Contribution of genes and lifestyle to the health of the Japanese
Some risk factors for cardiovascular disease and cancer are hereditary, while others are associated with lifestyle (diet, smoking, exercise, etc.). At the turn of the 20th century, there was significant Japanese immigration to the United States (especially California and Hawaii) and South America (Brazil, Peru). After a few generations, the descendants of Japanese migrants adopted the way of life of the host countries. While Japan has one of the lowest incidences of cardiovascular disease in the world, this incidence doubled among the Japanese who migrated to Hawaii and quadrupled among those who chose to live in California according to a 1975 study. What is surprising is that this increase has been observed regardless of blood pressure or cholesterol levels, and seems rather directly related to the abandonment of the traditional Japanese way of life by migrants.

Since the 1970s, the average cholesterol level of the Japanese has nonetheless increased, but despite this and the high rate of smoking in this country, the incidence of coronary heart disease remains substantially lower in Japan than in the West. To better understand these differences, a 2003 study compared the risk factors and diets of Japanese living in Japan with third- and fourth-generation Japanese migrants living in Hawaii in the United States. Men’s blood pressure was significantly higher among Japanese than among Japanese-Americans, while there was no significant difference for women. Far fewer Japanese were treated for hypertension than in Hawaii. More Japanese people (especially men) smoked than Japanese-Americans. Body mass index, blood levels of LDL cholesterol, total cholesterol, glycated hemoglobin (an indicator for diabetes), and fibrinogen (a marker of inflammation) were significantly lower in Japan than in Hawaii. HDL cholesterol (the “good” cholesterol) was higher in the Japanese than in the Japanese-Americans. The dietary intake of total fat and saturated fatty acids (harmful to cardiovascular health) was lower in Japan than in Hawaii. In contrast, the intake of polyunsaturated fatty acids and omega-3 fatty acids (beneficial for good cardiovascular health) was higher in Japan than in Hawaii. These differences may partly explain the lower incidence of coronary heart disease in Japan than in Western industrialized countries.

In other words, even if these migrants have the same basic risk as their compatriots who have remained in the country of origin (age, sex and heredity), the simple fact of adopting the lifestyle of their host country is enough to significantly increase their risk of cardiovascular disease.
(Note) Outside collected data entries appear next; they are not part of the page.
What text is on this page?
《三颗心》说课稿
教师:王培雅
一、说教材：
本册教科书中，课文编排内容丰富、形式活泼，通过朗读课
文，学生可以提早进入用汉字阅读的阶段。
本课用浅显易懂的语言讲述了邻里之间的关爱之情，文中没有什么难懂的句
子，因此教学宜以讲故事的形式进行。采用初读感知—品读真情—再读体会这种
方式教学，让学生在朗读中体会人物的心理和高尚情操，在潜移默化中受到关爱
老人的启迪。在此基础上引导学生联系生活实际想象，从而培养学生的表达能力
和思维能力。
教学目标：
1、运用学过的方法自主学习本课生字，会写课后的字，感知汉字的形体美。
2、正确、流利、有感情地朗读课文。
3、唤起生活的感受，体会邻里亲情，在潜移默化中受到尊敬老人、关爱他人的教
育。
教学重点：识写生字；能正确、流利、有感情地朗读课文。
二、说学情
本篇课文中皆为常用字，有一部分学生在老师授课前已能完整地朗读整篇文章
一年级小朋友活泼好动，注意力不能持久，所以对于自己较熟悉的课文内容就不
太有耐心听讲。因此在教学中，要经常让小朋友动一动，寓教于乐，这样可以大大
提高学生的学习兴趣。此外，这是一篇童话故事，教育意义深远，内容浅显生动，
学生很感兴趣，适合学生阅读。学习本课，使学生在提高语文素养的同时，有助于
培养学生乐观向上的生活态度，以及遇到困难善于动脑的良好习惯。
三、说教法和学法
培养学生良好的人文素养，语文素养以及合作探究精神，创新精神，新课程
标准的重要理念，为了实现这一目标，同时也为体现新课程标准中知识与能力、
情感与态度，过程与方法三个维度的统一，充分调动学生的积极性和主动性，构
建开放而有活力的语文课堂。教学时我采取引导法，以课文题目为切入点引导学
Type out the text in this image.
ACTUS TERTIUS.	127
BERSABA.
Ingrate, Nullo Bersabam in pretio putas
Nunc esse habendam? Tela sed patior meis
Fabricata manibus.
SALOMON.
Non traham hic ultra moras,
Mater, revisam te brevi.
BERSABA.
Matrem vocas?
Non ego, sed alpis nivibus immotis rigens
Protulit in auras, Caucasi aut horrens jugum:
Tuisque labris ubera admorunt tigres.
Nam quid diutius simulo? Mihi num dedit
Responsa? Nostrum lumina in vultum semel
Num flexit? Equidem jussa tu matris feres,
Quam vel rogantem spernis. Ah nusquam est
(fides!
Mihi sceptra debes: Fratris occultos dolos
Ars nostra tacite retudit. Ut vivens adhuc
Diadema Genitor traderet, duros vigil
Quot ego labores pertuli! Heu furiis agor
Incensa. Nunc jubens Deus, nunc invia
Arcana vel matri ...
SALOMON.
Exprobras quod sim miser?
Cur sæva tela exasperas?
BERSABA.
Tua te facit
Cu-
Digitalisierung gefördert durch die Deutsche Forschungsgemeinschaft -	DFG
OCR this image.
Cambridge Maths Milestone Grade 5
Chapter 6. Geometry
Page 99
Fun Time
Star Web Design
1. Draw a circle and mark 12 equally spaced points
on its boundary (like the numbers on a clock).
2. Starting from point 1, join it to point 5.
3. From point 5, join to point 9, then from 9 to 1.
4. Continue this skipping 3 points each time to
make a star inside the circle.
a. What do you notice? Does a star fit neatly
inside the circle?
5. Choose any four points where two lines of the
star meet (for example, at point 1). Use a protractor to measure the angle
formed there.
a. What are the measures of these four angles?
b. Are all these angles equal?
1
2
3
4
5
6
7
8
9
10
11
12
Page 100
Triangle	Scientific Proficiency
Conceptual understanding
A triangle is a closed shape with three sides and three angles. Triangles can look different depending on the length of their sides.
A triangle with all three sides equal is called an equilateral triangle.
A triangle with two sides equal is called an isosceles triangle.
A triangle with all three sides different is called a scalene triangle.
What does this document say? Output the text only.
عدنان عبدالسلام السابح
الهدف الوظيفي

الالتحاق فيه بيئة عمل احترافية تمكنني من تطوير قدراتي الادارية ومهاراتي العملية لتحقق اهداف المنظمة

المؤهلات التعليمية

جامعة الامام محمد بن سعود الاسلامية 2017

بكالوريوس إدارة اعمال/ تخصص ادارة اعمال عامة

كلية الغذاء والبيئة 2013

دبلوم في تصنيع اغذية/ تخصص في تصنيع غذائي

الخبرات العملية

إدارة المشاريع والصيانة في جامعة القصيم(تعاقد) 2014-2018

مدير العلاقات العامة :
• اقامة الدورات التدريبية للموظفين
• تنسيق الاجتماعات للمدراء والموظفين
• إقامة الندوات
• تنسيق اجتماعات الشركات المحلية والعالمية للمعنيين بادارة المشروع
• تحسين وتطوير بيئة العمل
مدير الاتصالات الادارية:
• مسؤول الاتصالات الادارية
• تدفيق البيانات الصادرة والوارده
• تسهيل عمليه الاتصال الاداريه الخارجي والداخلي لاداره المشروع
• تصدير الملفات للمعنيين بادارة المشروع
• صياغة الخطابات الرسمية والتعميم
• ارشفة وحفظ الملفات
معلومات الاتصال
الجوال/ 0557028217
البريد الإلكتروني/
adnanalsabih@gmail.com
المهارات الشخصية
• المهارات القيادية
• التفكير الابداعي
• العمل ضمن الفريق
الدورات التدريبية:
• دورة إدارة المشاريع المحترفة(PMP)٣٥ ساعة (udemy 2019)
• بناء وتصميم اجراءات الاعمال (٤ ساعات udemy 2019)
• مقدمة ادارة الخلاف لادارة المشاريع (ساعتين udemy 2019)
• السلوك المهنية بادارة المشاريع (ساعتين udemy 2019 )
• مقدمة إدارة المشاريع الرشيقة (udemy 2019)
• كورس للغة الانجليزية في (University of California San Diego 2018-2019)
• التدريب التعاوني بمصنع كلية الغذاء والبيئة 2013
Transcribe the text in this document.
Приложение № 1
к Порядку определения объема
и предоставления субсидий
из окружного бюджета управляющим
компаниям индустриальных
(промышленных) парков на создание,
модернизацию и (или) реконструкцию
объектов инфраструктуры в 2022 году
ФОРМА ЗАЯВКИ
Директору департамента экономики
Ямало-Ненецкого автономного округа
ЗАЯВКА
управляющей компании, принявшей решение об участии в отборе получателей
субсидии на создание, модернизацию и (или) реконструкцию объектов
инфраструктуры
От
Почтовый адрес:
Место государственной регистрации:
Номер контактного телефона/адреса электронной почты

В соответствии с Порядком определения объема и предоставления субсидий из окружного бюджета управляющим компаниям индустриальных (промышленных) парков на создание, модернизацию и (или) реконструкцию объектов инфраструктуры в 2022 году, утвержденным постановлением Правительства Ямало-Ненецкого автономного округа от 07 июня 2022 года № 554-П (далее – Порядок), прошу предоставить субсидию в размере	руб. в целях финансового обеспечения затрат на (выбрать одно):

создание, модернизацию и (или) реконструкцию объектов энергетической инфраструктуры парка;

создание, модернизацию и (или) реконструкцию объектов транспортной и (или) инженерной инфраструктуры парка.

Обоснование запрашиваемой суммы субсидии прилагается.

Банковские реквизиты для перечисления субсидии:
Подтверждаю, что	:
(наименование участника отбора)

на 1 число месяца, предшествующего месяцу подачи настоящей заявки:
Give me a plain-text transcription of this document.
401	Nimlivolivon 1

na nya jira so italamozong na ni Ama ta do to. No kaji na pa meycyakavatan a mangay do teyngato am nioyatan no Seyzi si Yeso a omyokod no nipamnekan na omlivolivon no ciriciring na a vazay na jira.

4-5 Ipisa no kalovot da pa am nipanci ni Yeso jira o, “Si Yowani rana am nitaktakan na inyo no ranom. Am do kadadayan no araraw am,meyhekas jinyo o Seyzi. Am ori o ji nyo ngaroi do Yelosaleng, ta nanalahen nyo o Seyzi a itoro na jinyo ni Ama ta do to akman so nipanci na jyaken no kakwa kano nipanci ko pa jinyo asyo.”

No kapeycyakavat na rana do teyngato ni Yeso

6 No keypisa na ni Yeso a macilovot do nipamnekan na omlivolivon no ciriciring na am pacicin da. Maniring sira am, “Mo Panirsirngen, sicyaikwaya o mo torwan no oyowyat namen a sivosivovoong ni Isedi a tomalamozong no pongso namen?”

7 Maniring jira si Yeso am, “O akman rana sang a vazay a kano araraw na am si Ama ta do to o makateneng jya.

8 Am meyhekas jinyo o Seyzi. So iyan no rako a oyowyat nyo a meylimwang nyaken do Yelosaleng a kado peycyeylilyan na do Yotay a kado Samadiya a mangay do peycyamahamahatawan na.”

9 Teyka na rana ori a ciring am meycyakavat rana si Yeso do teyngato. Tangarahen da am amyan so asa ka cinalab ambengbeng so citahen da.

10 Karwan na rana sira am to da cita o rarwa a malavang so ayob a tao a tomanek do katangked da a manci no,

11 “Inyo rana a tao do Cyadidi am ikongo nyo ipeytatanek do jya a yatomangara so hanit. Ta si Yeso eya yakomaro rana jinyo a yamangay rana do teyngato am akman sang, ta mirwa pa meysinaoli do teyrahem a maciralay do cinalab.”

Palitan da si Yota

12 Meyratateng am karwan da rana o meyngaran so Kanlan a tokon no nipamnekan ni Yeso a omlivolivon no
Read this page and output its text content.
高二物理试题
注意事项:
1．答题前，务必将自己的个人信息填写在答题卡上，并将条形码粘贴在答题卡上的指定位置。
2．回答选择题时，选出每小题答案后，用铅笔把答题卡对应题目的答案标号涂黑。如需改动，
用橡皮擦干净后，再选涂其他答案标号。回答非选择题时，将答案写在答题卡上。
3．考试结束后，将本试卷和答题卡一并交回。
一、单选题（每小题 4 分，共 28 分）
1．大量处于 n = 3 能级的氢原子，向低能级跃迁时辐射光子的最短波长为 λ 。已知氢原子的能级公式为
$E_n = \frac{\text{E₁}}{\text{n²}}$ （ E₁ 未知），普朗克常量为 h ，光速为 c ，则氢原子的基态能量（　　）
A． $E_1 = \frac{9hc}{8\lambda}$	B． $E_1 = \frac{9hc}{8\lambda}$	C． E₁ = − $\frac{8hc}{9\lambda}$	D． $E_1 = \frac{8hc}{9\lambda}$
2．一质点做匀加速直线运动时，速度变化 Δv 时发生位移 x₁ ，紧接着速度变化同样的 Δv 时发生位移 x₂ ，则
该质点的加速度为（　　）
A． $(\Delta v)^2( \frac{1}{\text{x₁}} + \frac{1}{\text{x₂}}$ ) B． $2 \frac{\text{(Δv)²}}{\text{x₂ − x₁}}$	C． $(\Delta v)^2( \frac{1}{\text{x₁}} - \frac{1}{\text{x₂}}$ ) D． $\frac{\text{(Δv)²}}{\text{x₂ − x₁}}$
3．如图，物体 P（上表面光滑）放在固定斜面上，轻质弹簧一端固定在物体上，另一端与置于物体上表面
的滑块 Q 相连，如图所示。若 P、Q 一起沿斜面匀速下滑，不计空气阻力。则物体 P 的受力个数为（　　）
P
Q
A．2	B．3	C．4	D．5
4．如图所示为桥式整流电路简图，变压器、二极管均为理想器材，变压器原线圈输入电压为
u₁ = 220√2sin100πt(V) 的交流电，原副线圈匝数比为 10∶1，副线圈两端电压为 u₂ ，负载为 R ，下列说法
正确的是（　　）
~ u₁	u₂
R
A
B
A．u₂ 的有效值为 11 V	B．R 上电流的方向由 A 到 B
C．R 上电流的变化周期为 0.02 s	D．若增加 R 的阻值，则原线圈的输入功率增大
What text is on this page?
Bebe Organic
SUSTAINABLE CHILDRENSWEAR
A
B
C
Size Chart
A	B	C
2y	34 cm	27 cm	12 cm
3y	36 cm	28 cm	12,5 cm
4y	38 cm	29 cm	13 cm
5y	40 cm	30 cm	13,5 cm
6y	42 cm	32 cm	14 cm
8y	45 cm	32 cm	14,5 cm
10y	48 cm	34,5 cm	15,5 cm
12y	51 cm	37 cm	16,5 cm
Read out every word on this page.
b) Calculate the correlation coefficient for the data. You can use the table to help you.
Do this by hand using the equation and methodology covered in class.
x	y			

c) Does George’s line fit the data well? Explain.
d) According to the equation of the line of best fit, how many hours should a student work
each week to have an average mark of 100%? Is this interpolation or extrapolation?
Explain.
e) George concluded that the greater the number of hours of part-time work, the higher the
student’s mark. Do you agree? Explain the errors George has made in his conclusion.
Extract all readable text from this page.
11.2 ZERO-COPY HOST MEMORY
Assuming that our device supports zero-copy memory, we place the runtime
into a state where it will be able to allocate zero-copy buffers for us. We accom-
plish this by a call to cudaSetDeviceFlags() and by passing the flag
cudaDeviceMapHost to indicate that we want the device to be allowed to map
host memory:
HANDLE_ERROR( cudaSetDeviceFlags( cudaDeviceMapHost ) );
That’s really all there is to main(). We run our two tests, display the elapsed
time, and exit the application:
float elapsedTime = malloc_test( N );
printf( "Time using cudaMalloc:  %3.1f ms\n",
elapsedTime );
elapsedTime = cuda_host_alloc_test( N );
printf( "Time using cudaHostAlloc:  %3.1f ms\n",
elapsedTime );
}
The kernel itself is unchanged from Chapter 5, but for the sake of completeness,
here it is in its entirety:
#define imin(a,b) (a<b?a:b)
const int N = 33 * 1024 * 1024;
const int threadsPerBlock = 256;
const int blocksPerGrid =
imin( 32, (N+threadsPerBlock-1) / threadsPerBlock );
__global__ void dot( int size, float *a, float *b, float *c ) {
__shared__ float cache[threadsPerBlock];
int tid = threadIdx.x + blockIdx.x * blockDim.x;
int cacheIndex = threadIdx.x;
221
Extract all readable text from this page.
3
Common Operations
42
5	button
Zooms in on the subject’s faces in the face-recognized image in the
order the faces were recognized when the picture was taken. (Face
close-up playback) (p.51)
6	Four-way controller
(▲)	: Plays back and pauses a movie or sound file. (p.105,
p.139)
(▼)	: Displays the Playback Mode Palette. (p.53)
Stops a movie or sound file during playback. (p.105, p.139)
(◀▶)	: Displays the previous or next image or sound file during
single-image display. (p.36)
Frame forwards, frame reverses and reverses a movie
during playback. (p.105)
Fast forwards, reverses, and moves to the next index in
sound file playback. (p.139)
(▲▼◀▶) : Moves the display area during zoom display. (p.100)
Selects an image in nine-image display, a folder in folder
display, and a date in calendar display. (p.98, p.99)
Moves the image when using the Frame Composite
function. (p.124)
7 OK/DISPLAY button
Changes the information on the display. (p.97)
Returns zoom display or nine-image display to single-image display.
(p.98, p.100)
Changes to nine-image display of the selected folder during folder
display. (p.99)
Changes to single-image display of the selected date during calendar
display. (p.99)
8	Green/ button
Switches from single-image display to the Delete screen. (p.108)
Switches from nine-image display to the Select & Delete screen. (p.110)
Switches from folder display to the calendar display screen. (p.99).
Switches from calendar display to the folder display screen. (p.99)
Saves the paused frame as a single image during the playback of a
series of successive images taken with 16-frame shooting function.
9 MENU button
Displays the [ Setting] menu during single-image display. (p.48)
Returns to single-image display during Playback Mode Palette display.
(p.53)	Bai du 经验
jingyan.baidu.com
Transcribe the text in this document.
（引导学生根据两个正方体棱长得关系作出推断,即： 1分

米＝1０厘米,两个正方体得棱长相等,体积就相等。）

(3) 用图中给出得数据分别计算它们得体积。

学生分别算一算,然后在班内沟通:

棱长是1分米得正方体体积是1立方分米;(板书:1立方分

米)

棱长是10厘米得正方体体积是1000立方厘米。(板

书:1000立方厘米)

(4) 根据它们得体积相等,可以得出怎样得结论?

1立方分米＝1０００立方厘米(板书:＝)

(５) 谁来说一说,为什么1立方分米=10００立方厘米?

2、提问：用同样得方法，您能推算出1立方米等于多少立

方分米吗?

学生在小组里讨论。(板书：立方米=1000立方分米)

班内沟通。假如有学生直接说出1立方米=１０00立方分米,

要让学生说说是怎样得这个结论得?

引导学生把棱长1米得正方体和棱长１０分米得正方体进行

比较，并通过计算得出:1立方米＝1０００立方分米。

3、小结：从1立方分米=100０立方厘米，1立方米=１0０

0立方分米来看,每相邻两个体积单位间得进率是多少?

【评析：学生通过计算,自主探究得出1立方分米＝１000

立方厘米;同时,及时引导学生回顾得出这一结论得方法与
Although the Japanese diet is different from those of Western countries, it has similar characteristics to the Mediterranean diet. Why not prepare delicious Japanese soy dishes from time to time (for example, tofu, edamame, miso soup), drink green tea, eat less meat, sugar and starch and more fish? Not only will your meals be more varied, but you could enjoy the health benefits of the Japanese diet.